January 11, 2011 Getting ready
As I’m preparing to leave for Kansas city, I’m feeling like there’s more I have to do before I go! Like I haven’t finished doing everything I’m supposed to do before I leave for 6 intense months!! I’m scared of leaving things behind. Things I’m supposed to do, people I want to see.. the comfort of my own home~~ I remember being so excited and only thrilled to go, because I was looking ahead at what I was to gain, What I was to learn and grow in, What I’d be immersed in. But now… as the time to leave draws nearer, approaching my loved friends and family about where I’m heading, where I won’t be for 6 months, being so close to my loved ones again and all the familiar things of my life so far, my focus has started to shift towards what I was leaving behind.. what I’d possibly miss while I’m gone.. This has been what’s been tugging at my heart in recent days.. causing me to think up doubts about my decisions, convictions, actions, and follow-through.. the “should I?” questions started popping up left and right.

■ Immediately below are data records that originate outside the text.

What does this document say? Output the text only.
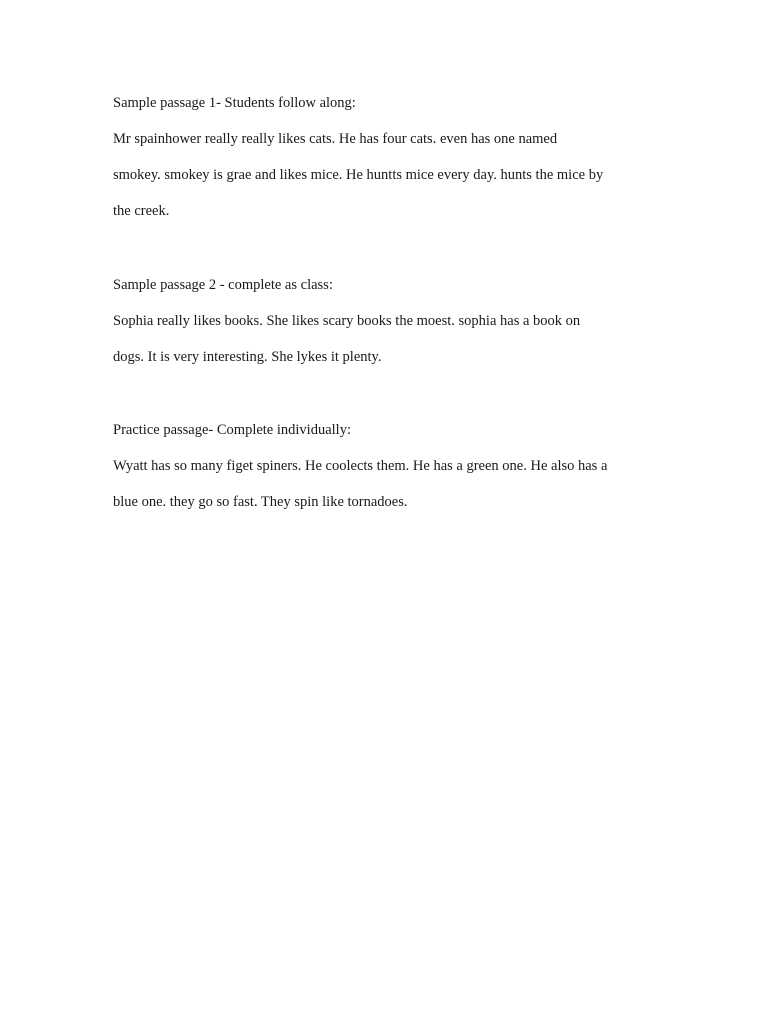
Sample passage 1- Students follow along:

Mr spainhower really really likes cats. He has four cats. even has one named

smokey. smokey is grae and likes mice. He huntts mice every day. hunts the mice by

the creek.

Sample passage 2 - complete as class:

Sophia really likes books. She likes scary books the moest. sophia has a book on

dogs. It is very interesting. She lykes it plenty.

Practice passage- Complete individually:

Wyatt has so many figet spiners. He coolects them. He has a green one. He also has a

blue one. they go so fast. They spin like tornadoes.
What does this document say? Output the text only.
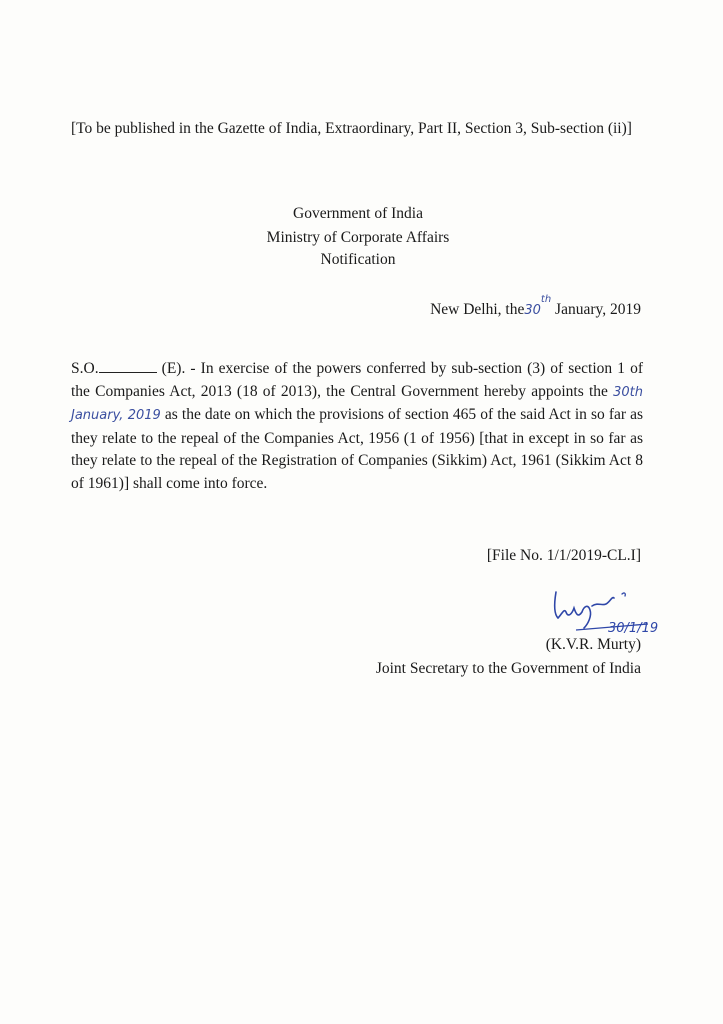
[To be published in the Gazette of India, Extraordinary, Part II, Section 3, Sub-section (ii)]
Government of India
Ministry of Corporate Affairs
Notification
New Delhi, the30th January, 2019
S.O.	(E). - In exercise of the powers conferred by sub-section (3) of section 1 of the Companies Act, 2013 (18 of 2013), the Central Government hereby appoints the 30th January, 2019 as the date on which the provisions of section 465 of the said Act in so far as they relate to the repeal of the Companies Act, 1956 (1 of 1956) [that in except in so far as they relate to the repeal of the Registration of Companies (Sikkim) Act, 1961 (Sikkim Act 8 of 1961)] shall come into force.
[File No. 1/1/2019-CL.I]
30/1/19
(K.V.R. Murty)
Joint Secretary to the Government of India
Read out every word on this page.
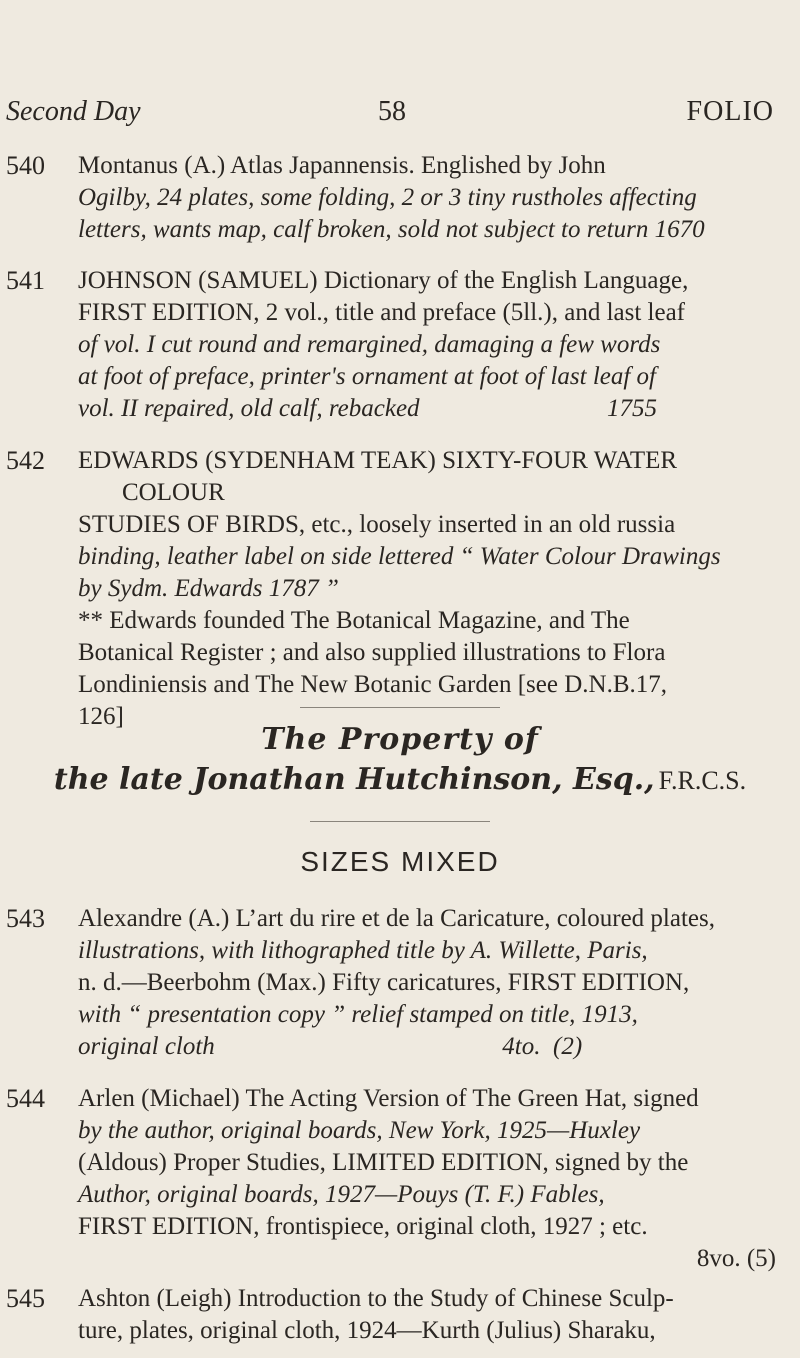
Second Day	58	FOLIO
540 Montanus (A.) Atlas Japannensis. Englished by John
Ogilby, 24 plates, some folding, 2 or 3 tiny rustholes affecting
letters, wants map, calf broken, sold not subject to return 1670
541 JOHNSON (SAMUEL) Dictionary of the English Language,
FIRST EDITION, 2 vol., title and preface (5ll.), and last leaf
of vol. I cut round and remargined, damaging a few words
at foot of preface, printer's ornament at foot of last leaf of
vol. II repaired, old calf, rebacked                              1755
542 EDWARDS (SYDENHAM TEAK) SIXTY-FOUR WATER COLOUR
STUDIES OF BIRDS, etc., loosely inserted in an old russia
binding, leather label on side lettered “ Water Colour Drawings
by Sydm. Edwards 1787 ”
** Edwards founded The Botanical Magazine, and The
Botanical Register ; and also supplied illustrations to Flora
Londiniensis and The New Botanic Garden [see D.N.B.17,
126]
The Property of
the late Jonathan Hutchinson, Esq., F.R.C.S.
SIZES MIXED
543 Alexandre (A.) L’art du rire et de la Caricature, coloured plates,
illustrations, with lithographed title by A. Willette, Paris,
n. d.—Beerbohm (Max.) Fifty caricatures, FIRST EDITION,
with “ presentation copy ” relief stamped on title, 1913,
original cloth                                              4to.  (2)
544 Arlen (Michael) The Acting Version of The Green Hat, signed
by the author, original boards, New York, 1925—Huxley
(Aldous) Proper Studies, LIMITED EDITION, signed by the
Author, original boards, 1927—Pouys (T. F.) Fables,
FIRST EDITION, frontispiece, original cloth, 1927 ; etc.
8vo. (5)
545 Ashton (Leigh) Introduction to the Study of Chinese Sculp-
ture, plates, original cloth, 1924—Kurth (Julius) Sharaku,
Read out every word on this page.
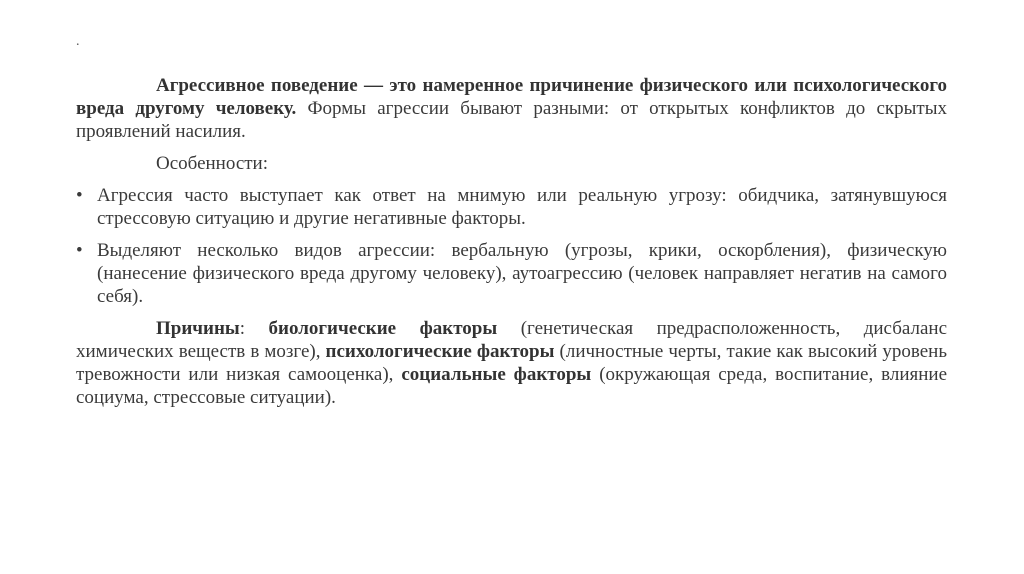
.

Агрессивное поведение — это намеренное причинение физического или психологического вреда другому человеку. Формы агрессии бывают разными: от открытых конфликтов до скрытых проявлений насилия.

Особенности:

• Агрессия часто выступает как ответ на мнимую или реальную угрозу: обидчика, затянувшуюся стрессовую ситуацию и другие негативные факторы.
• Выделяют несколько видов агрессии: вербальную (угрозы, крики, оскорбления), физическую (нанесение физического вреда другому человеку), аутоагрессию (человек направляет негатив на самого себя).

Причины: биологические факторы (генетическая предрасположенность, дисбаланс химических веществ в мозге), психологические факторы (личностные черты, такие как высокий уровень тревожности или низкая самооценка), социальные факторы (окружающая среда, воспитание, влияние социума, стрессовые ситуации).
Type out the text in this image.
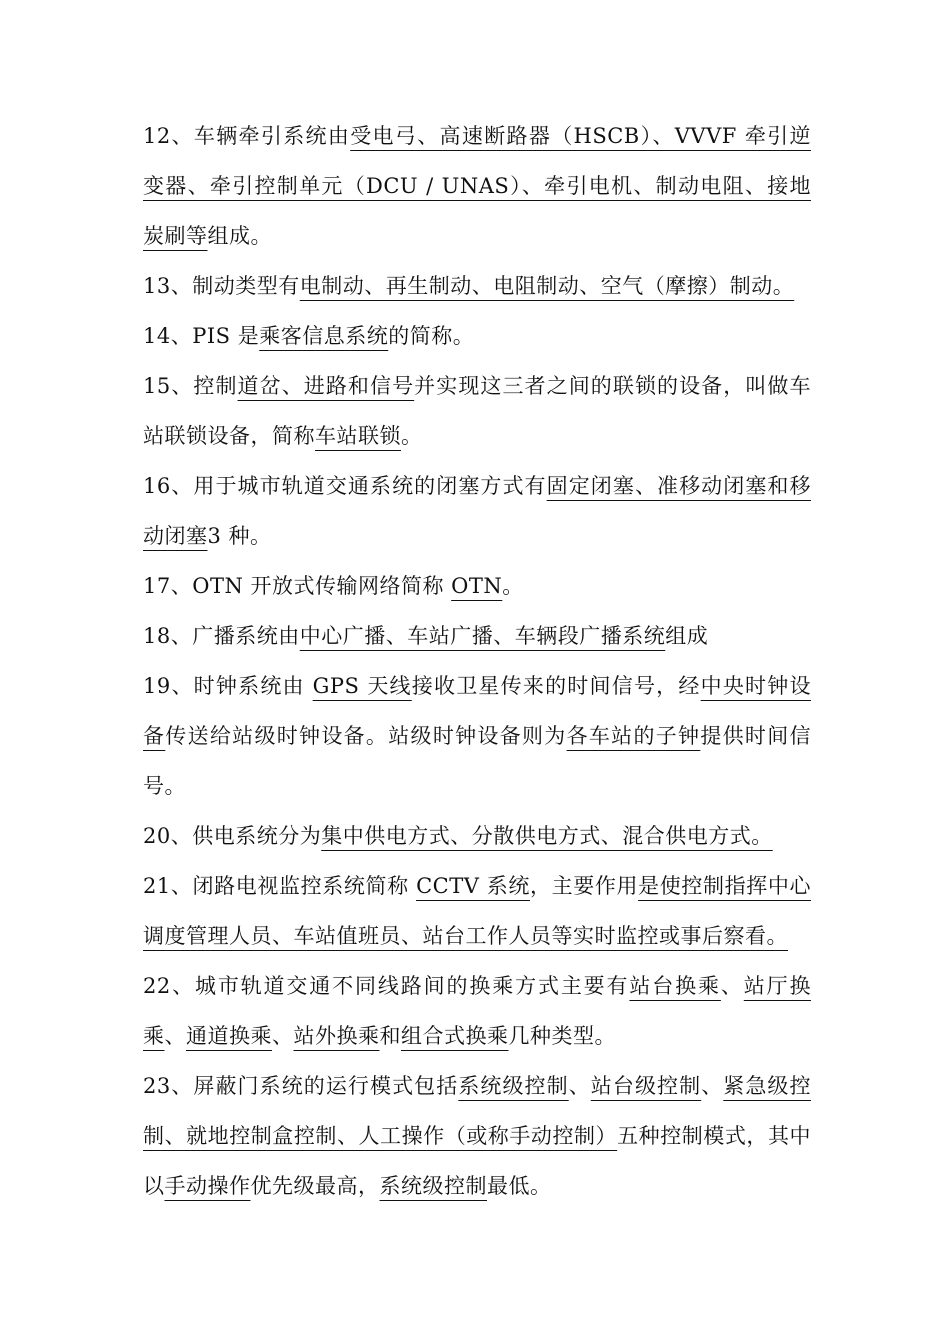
12、车辆牵引系统由受电弓、高速断路器（HSCB）、VVVF 牵引逆变器、牵引控制单元（DCU / UNAS）、牵引电机、制动电阻、接地炭刷等组成。

13、制动类型有电制动、再生制动、电阻制动、空气（摩擦）制动。

14、PIS 是乘客信息系统的简称。

15、控制道岔、进路和信号并实现这三者之间的联锁的设备，叫做车站联锁设备，简称车站联锁。

16、用于城市轨道交通系统的闭塞方式有固定闭塞、准移动闭塞和移动闭塞3 种。

17、OTN 开放式传输网络简称 OTN。

18、广播系统由中心广播、车站广播、车辆段广播系统组成

19、时钟系统由 GPS 天线接收卫星传来的时间信号，经中央时钟设备传送给站级时钟设备。站级时钟设备则为各车站的子钟提供时间信号。

20、供电系统分为集中供电方式、分散供电方式、混合供电方式。

21、闭路电视监控系统简称 CCTV 系统，主要作用是使控制指挥中心调度管理人员、车站值班员、站台工作人员等实时监控或事后察看。

22、城市轨道交通不同线路间的换乘方式主要有站台换乘、站厅换乘、通道换乘、站外换乘和组合式换乘几种类型。

23、屏蔽门系统的运行模式包括系统级控制、站台级控制、紧急级控制、就地控制盒控制、人工操作（或称手动控制）五种控制模式，其中以手动操作优先级最高，系统级控制最低。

But as I got to meet up with and speak with my friends one-on-one, in person, the last 2 days, I’ve been so encouraged by their enthusiastic responses!
Almost everyone was excited and happy for me and what I’d learn and grow in while there at IHOP-KC *International House of Prayer in Kansas City*! Their excitement and hopeful thoughts and prayers for me and my future there were extremely encouraging and reassuring for me.
I was so relieved that I was met by positive feelings and thoughts as opposed to other possible responses due to the suddenness of this news to everyone.
God is faithful and he will take care of everything even while I’m not around to help out physically. I’ve got to let go and trust God. Trust that he’s got everything covered. He’s got big plans for AAIV this semester and he’s got big plans for me apart from them as well. I’ve got to keep trusting and keep moving forward in faith and hope of His good and perfect will (plans).